Inflammation. 2022 Feb;45(1):1-5. doi: 10.1007/s10753-021-01563-3. Epub 2021 Sep 17.
Novel Coronavirus Disease in most cases produces mild symptoms which resolve after a few days. Some authors hypothesized that SARS-CoV-2 infection could trigger excessive cytokine production leading to a severe multi-organ disease requiring intensive care admission. Respiratory and neurological symptoms are the most frequently reported manifestation of the disease. Indeed, cardiac involvement is reported mostly as a part of a systemic disease. Few isolated cardiac manifestations of COVID-19 infection have been described. We report herein a case of SARS-CoV-2 related severe isolated pericardial involvement requiring ICU admission due to cardiac tamponade needing urgent drainage. Analysis of pericardial fluid from drainage demonstrated a higher cytokine concentration than blood values. Other causes of pericardial disease, such as autoimmunity, bacterial or other than COVID-19 infection, neoplasms or acute myocardial infarction were also evaluated, but all tests confirmed negative results. The suspicion of isolated involvement of the pericardium was therefore demonstrated by the analysis of cytokines which strongly support our hypothesis.
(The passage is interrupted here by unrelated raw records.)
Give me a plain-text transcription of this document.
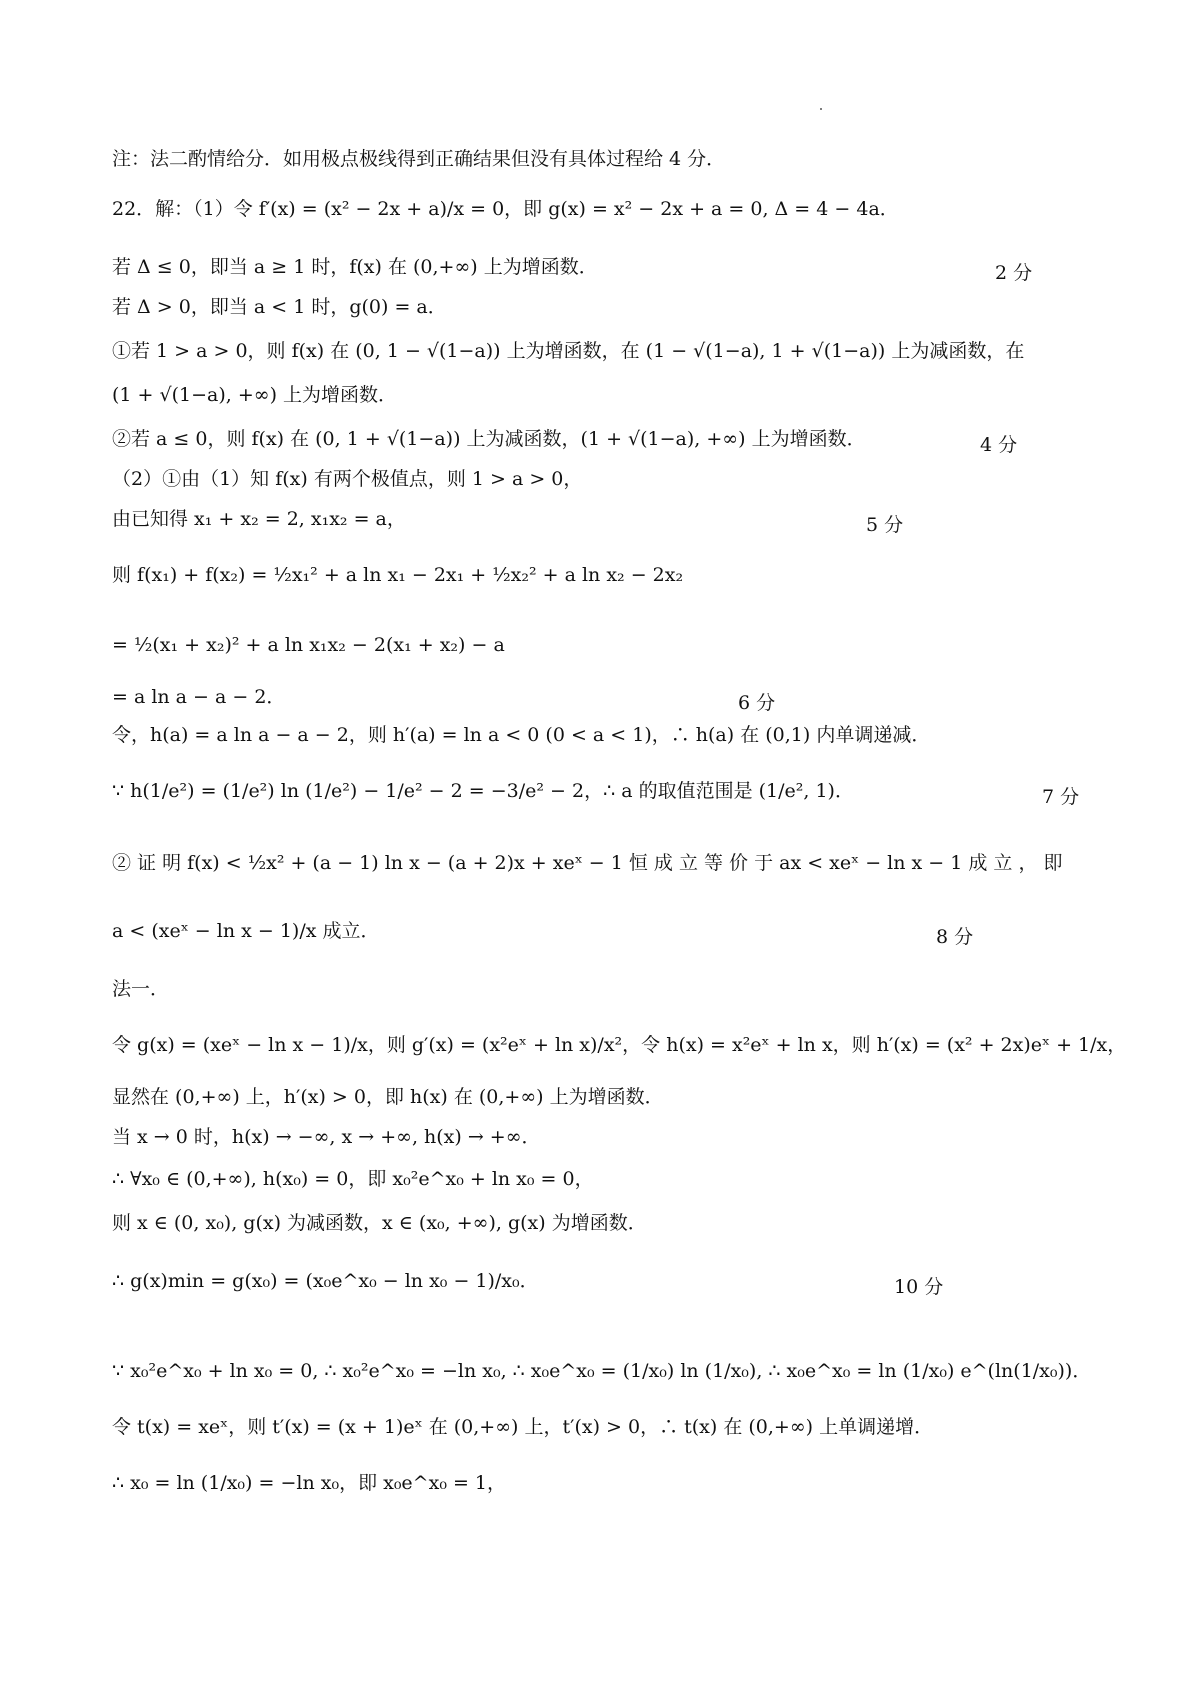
注：法二酌情给分．如用极点极线得到正确结果但没有具体过程给 4 分．
22．解：（1）令 f′(x) = (x² − 2x + a)/x = 0，即 g(x) = x² − 2x + a = 0, Δ = 4 − 4a．
若 Δ ≤ 0，即当 a ≥ 1 时，f(x) 在 (0,+∞) 上为增函数．
若 Δ > 0，即当 a < 1 时，g(0) = a．
①若 1 > a > 0，则 f(x) 在 (0, 1 − √(1−a)) 上为增函数，在 (1 − √(1−a), 1 + √(1−a)) 上为减函数，在
(1 + √(1−a), +∞) 上为增函数．
②若 a ≤ 0，则 f(x) 在 (0, 1 + √(1−a)) 上为减函数，(1 + √(1−a), +∞) 上为增函数．
（2）①由（1）知 f(x) 有两个极值点，则 1 > a > 0，
由已知得 x₁ + x₂ = 2, x₁x₂ = a，
则 f(x₁) + f(x₂) = ½x₁² + a ln x₁ − 2x₁ + ½x₂² + a ln x₂ − 2x₂
= ½(x₁ + x₂)² + a ln x₁x₂ − 2(x₁ + x₂) − a
= a ln a − a − 2．
令，h(a) = a ln a − a − 2，则 h′(a) = ln a < 0 (0 < a < 1)，∴ h(a) 在 (0,1) 内单调递减．
∵ h(1/e²) = (1/e²) ln (1/e²) − 1/e² − 2 = −3/e² − 2，∴ a 的取值范围是 (1/e², 1)．
② 证 明 f(x) < ½x² + (a − 1) ln x − (a + 2)x + xeˣ − 1 恒 成 立 等 价 于 ax < xeˣ − ln x − 1 成 立 ， 即
a < (xeˣ − ln x − 1)/x 成立．
法一．
令 g(x) = (xeˣ − ln x − 1)/x，则 g′(x) = (x²eˣ + ln x)/x²，令 h(x) = x²eˣ + ln x，则 h′(x) = (x² + 2x)eˣ + 1/x，
显然在 (0,+∞) 上，h′(x) > 0，即 h(x) 在 (0,+∞) 上为增函数．
当 x → 0 时，h(x) → −∞, x → +∞, h(x) → +∞．
∴ ∀x₀ ∈ (0,+∞), h(x₀) = 0，即 x₀²e^x₀ + ln x₀ = 0，
则 x ∈ (0, x₀), g(x) 为减函数，x ∈ (x₀, +∞), g(x) 为增函数．
∴ g(x)min = g(x₀) = (x₀e^x₀ − ln x₀ − 1)/x₀．
∵ x₀²e^x₀ + ln x₀ = 0, ∴ x₀²e^x₀ = −ln x₀, ∴ x₀e^x₀ = (1/x₀) ln (1/x₀), ∴ x₀e^x₀ = ln (1/x₀) e^(ln(1/x₀))．
令 t(x) = xeˣ，则 t′(x) = (x + 1)eˣ 在 (0,+∞) 上，t′(x) > 0，∴ t(x) 在 (0,+∞) 上单调递增．
∴ x₀ = ln (1/x₀) = −ln x₀，即 x₀e^x₀ = 1，
2 分
4 分
5 分
6 分
7 分
8 分
10 分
新型冠状病毒病在大多数情况下产生轻微症状,几天后即可缓解。一些作者假设,SARS-CoV-2 感染可能会引发过度的细胞因子产生,导致需要重症监护入院的严重多器官疾病。呼吸道和神经系统症状是该疾病最常报告的表现。实际上,心脏受累主要作为全身性疾病的一部分报告。已经描述了少数孤立的 COVID-19 感染的心脏表现。我们在此报告了一例与 SARS-CoV-2 相关的严重孤立性心包受累的病例,由于心脏压塞需要紧急引流,因此需要入住 ICU。引流的心包液分析显示细胞因子浓度高于血液值。还评估了其他引起心包疾病的原因,如自身免疫、细菌或非 COVID-19 感染、肿瘤或急性心肌梗死,但所有检查均证实为阴性结果。通过对细胞因子的分析证实了心包的孤立受累的怀疑,这强烈支持了我们的假设。